Michael Jordan vivió jornadas para el olvido, y de tanto buscarlo Garry Kasparov encontró su Waterloo en Deep Blue, y Diego Armando Maradona no pudo contribuir con su descomunal talento a demasiados títulos de liga, y tarde o temprano Usain Bolt perderá como Michael Phelps en Londres 2012 perdió, y como Roger Federer cada vez más seguido lo hace, y como Muhammad Ali conoció lo que se siente caer a la lona.

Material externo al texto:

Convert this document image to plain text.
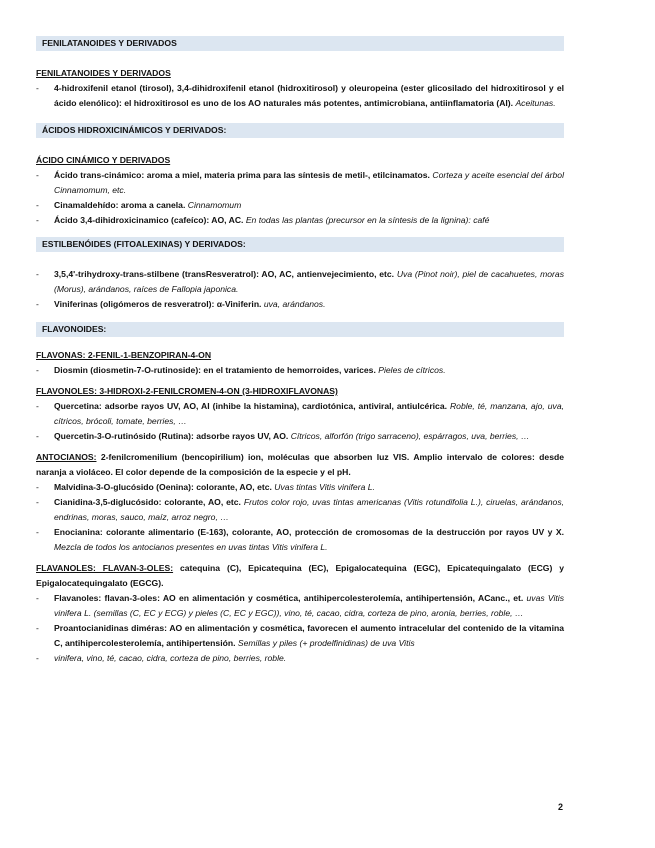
FENILATANOIDES Y DERIVADOS

FENILATANOIDES Y DERIVADOS

- 4-hidroxifenil etanol (tirosol), 3,4-dihidroxifenil etanol (hidroxitirosol) y oleuropeina (ester glicosilado del hidroxitirosol y el ácido elenólico): el hidroxitirosol es uno de los AO naturales más potentes, antimicrobiana, antiinflamatoria (AI). Aceitunas.
ÁCIDOS HIDROXICINÁMICOS Y DERIVADOS:

ÁCIDO CINÁMICO Y DERIVADOS

- Ácido trans-cinámico: aroma a miel, materia prima para las síntesis de metil-, etilcinamatos. Corteza y aceite esencial del árbol Cinnamomum, etc.
- Cinamaldehído: aroma a canela. Cinnamomum
- Ácido 3,4-dihidroxicinamico (cafeíco): AO, AC. En todas las plantas (precursor en la síntesis de la lignina): café
ESTILBENÓIDES (FITOALEXINAS) Y DERIVADOS:
- 3,5,4'-trihydroxy-trans-stilbene (transResveratrol): AO, AC, antienvejecimiento, etc. Uva (Pinot noir), piel de cacahuetes, moras (Morus), arándanos, raíces de Fallopia japonica.
- Viniferinas (oligómeros de resveratrol): α-Viniferin. uva, arándanos.
FLAVONOIDES:

FLAVONAS: 2-FENIL-1-BENZOPIRAN-4-ON

- Diosmin (diosmetin-7-O-rutinoside): en el tratamiento de hemorroides, varices. Pieles de cítricos.

FLAVONOLES: 3-HIDROXI-2-FENILCROMEN-4-ON (3-HIDROXIFLAVONAS)

- Quercetina: adsorbe rayos UV, AO, AI (inhibe la histamina), cardiotónica, antiviral, antiulcérica. Roble, té, manzana, ajo, uva, cítricos, brócoli, tomate, berries, …
- Quercetin-3-O-rutinósido (Rutina): adsorbe rayos UV, AO. Cítricos, alforfón (trigo sarraceno), espárragos, uva, berries, …

ANTOCIANOS: 2-fenilcromenilium (bencopirilium) ion, moléculas que absorben luz VIS. Amplio intervalo de colores: desde naranja a violáceo. El color depende de la composición de la especie y el pH.

- Malvidina-3-O-glucósido (Oenina): colorante, AO, etc. Uvas tintas Vitis vinifera L.
- Cianidina-3,5-diglucósido: colorante, AO, etc. Frutos color rojo, uvas tintas americanas (Vitis rotundifolia L.), ciruelas, arándanos, endrinas, moras, sauco, maíz, arroz negro, …
- Enocianina: colorante alimentario (E-163), colorante, AO, protección de cromosomas de la destrucción por rayos UV y X. Mezcla de todos los antocianos presentes en uvas tintas Vitis vinifera L.

FLAVANOLES: FLAVAN-3-OLES: catequina (C), Epicatequina (EC), Epigalocatequina (EGC), Epicatequingalato (ECG) y Epigalocatequingalato (EGCG).

- Flavanoles: flavan-3-oles: AO en alimentación y cosmética, antihipercolesterolemía, antihipertensión, ACanc., et. uvas Vitis vinifera L. (semillas (C, EC y ECG) y pieles (C, EC y EGC)), vino, té, cacao, cidra, corteza de pino, aronia, berries, roble, …
- Proantocianidinas diméras: AO en alimentación y cosmética, favorecen el aumento intracelular del contenido de la vitamina C, antihipercolesterolemía, antihipertensión. Semillas y piles (+ prodelfinidinas) de uva Vitis
- vinifera, vino, té, cacao, cidra, corteza de pino, berries, roble.
2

Eso en el deporte, que fuera de él hay todavía menos invictos: en las humanidades, en las ciencias, en los negocios, por no decir en la política y en la economía.

 

Tan normal como exponerse sistemáticamente a la derrota, es aferrarse a evitarla, y mejorarse, y elevarse, y añadirse valores. E igual de normal en el mal perdedor, es refutarla.

 

Pero Mourinho hace parecer que si pierde es porque alguna razón oculta a ojos de los no iniciados, le ha perjudicado: el árbitro, la UNICEF, la federación, el calendario, su directiva, los astros. Sí, el penalti que implicó su debacle liguera ante el Sunderland es discutible. Y más todavía su discurso, repartiendo sarcásticas acusaciones a todos. La realidad es que por primera vez fue vencido en casa dirigiendo al Chelsea en liga y que esto aconteció nada menos que contra el último sitio de la Liga Premier (mismo que sacó el empate unos días antes a otro gigante, como lo es el Manchester City).

 

Ir por los estadios levantando incendios con las palabras es una actitud común en Mourinho. Enrarecer el ambiente. Desviar el discurso de lo meramente futbolístico. Saturar los espacios mediáticos que podrían criticar a su equipo de protesta e indignación. A su equipo, sí, aunque sobre todo a él. Aquí aplica fácilmente aquello de Bush de “conmigo o contra mí”: quien osa no seguir su estela, se expone a la inmediata purga (como en su momento, Pepe en el Madrid); él se convierte en el equipo y el equipo ha de sostener como propio su discurso.

 

Dudar de su capacidad como entrenador y como líder, sería absurdo. Concederle la razón a cada llanto, también.

 

Es el mismo Mou y no va a cambiar. Habituado tan pronto en su carrera a ganarlo todo, cuando algo pierde es inmediato para señalar a algún culpable. El problema es que ya cansó. O, peor todavía, que ya se caricaturizó.